Delete your account and associated personal data by emailing support@bonewizardry.com with "Account Deletion Request" in the subject line. We will process it within 30 days.
Export your study progress data.

To exercise any of these rights, email support@bonewizardry.com. We will respond within 30 days. We will not discriminate against you for exercising these rights.

California residents (CCPA and CPRA)

If you live in California, you have specific rights under the California Consumer Privacy Act, as amended:

Right to know what personal information we collect and how we use it (see above).
Right to delete personal information.
Right to correct inaccurate personal information.
Right to opt out of the sale or sharing of personal information. We do not sell or share your personal information for advertising, so there is nothing to opt out of, but you have this right under California law.
Right to limit the use of sensitive personal information. We do not use sensitive personal information beyond what is necessary to deliver the service.
Right to non-discrimination for exercising these rights.

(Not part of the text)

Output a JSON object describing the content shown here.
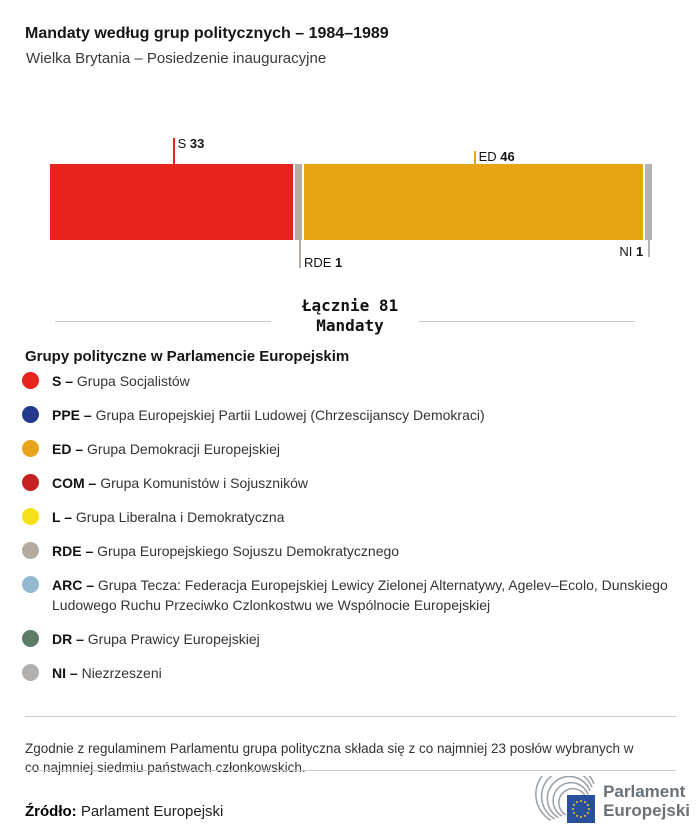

To exercise these rights, email support@bonewizardry.com with "California Privacy Request" in the subject line. You may designate an authorized agent to make a request on your behalf.

EU and UK residents (GDPR)

If you live in the EU or UK, the legal bases we rely on are:

Contract performance: to deliver the service you signed up for.
Legitimate interests: site security, analytics, debugging, and fraud prevention.
Consent: for optional marketing emails, which you can withdraw at any time.
Legal obligation: tax records and breach notifications.

You have the rights listed above plus the right to lodge a complaint with your local data protection authority. International transfers of EU and UK data to the United States rely on appropriate safeguards, including Standard Contractual Clauses where required.

Children

Bone Wizardry is intended for adult learners and is not directed to children. The service is not directed to anyone under 16, and we do not knowingly collect personal information from anyone under 16. Our Terms require account holders to be at least 18. If you believe a child under 16 has provided personal information, email us and we will delete it.

Security

We use industry-standard security measures including encrypted connections (HTTPS), passwordless one-time-code sign-in, and access controls. No system is perfectly secure. If we discover a breach affecting your personal data, we will notify affected users without unreasonable delay and in accordance with applicable data breach notification laws.

International transfers

The site is hosted in the United States. If you access it from outside the US, your data is transferred to and processed in the US, which may have different data-protection laws than your country of residence.

Changes to this policy

If we make material changes, we will update the "Last updated" date at the top and notify active subscribers by email. Continued use after changes means you accept the updated policy.

Contact

Questions, requests, or corrections to this policy: support@bonewizardry.com.

Bone Wizardry is an independent educational resource for visual learning in the medical sciences. It is not affiliated with, endorsed by, or sponsored by any licensing or examination board, contains no real or recalled examination questions, and does not guarantee any educational or examination outcome.